Cpc Founding Day
CPC Founding Day is a state holiday in China that celebrates the creation of the Communist Party of China in 1921. This holiday also commemorates the date on which ownership of Hong Kong was transferred from Great Britain back to China on July 1, 1997. It’s a holiday filled with various events, including speeches by public officials, military color parades, and public performances.
Although most businesses remain open on this day, people still find ways to participate in the celebrations. Other things that people can expect to see are celebratory parties broadcast on television and the widespread consumption of television series, films, and documentaries about the Chinese Communist Party.
The History of CPC Founding Day
Communist organizations from across China sent their representatives to Shanghai on July 1, 1921, to hold the First Congress of the Chinese Communist Party. This essentially established the Communist Party of China. Mao Zedong would later set July 1st as the official anniversary of the CPC’s founding, making the date known as the Chinese Communist Party’s Birthday.

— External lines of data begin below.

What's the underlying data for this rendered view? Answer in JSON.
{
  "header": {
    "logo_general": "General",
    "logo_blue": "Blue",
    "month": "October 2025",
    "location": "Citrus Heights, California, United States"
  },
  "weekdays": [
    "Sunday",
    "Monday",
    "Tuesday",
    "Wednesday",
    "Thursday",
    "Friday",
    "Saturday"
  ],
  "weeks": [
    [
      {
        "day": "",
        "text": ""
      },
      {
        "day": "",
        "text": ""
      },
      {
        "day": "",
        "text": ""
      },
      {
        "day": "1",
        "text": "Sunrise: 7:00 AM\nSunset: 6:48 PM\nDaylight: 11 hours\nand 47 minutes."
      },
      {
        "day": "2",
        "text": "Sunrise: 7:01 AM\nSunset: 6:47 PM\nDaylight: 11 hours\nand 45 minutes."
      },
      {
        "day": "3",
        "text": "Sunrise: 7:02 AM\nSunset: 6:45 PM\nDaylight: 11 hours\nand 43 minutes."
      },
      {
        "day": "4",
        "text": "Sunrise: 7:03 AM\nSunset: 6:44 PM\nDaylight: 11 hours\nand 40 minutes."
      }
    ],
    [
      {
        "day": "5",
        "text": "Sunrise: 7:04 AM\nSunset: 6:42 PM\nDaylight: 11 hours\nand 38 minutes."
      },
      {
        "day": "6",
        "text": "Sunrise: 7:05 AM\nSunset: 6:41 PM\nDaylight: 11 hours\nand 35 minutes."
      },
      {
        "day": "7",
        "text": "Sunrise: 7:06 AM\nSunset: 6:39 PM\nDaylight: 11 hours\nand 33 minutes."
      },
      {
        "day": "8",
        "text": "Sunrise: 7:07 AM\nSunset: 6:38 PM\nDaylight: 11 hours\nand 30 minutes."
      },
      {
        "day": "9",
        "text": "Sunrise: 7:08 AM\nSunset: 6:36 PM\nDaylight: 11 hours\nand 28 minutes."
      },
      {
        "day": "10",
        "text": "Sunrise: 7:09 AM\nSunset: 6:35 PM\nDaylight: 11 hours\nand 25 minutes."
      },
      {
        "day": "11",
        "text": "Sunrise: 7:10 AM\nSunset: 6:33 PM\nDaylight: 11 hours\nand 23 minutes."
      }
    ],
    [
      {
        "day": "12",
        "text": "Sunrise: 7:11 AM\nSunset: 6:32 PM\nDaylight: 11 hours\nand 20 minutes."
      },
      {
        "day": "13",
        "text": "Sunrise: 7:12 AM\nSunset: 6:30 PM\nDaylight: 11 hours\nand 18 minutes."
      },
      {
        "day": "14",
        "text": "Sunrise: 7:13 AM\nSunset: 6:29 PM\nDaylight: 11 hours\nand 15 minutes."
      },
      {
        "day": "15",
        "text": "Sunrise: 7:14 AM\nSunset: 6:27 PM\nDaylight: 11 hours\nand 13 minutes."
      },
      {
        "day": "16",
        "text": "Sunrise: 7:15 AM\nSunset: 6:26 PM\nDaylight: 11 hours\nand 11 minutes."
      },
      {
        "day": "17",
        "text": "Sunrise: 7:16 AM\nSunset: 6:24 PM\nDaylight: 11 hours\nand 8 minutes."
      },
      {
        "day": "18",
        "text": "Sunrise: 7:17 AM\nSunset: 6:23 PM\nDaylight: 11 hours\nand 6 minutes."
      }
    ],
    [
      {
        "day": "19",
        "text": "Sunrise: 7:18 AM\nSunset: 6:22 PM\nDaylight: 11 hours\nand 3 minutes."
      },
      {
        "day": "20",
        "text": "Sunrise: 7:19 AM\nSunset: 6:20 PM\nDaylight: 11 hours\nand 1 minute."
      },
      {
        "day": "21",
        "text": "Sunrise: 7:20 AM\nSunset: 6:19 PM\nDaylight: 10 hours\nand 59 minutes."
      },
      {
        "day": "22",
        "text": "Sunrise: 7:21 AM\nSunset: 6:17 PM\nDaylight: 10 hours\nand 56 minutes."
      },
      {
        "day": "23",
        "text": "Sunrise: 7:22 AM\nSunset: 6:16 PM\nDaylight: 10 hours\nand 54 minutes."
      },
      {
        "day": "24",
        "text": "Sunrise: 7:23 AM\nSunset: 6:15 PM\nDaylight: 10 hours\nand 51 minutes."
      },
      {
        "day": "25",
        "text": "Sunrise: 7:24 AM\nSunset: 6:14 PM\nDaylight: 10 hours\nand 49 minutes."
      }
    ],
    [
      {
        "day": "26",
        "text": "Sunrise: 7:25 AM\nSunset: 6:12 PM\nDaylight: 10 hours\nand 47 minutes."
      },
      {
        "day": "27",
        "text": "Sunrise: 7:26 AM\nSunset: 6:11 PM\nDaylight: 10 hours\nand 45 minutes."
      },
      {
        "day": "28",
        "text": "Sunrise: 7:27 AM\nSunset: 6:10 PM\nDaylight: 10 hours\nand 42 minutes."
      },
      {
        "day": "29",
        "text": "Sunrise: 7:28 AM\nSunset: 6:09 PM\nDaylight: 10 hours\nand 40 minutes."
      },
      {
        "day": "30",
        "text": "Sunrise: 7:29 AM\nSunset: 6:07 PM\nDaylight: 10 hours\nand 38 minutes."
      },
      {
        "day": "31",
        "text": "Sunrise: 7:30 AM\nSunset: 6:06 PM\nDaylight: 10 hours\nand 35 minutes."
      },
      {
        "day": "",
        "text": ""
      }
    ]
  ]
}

This day is also known as the “97 Return” or the day that Hong Kong returned to its motherland. On July 1, 1997, Hong Kong was returned to China after having been under British rule as a colony for 156 years. Hong Kong had been a British colony since the end of the First Opium War in 1842, which was fought between Great Britain and the Qing Empire.
The territory was expanded with the addition of Stonecutters Island and the Kowloon Peninsula and was expanded again when the British obtained a 99-year lease for the New Territories in 1898. July 1, 1997, marked the date when that lease expired, and Hong Kong was returned to China.
Observing CPC Founding Day
Speeches, parades, and events are held all over China to celebrate this holiday. There are also widespread documentary films, holiday specials, and other media promoting the CPC on this day. Public performances are also held on this day to celebrate the founding of the CPC and the return of Hong Kong to mother China.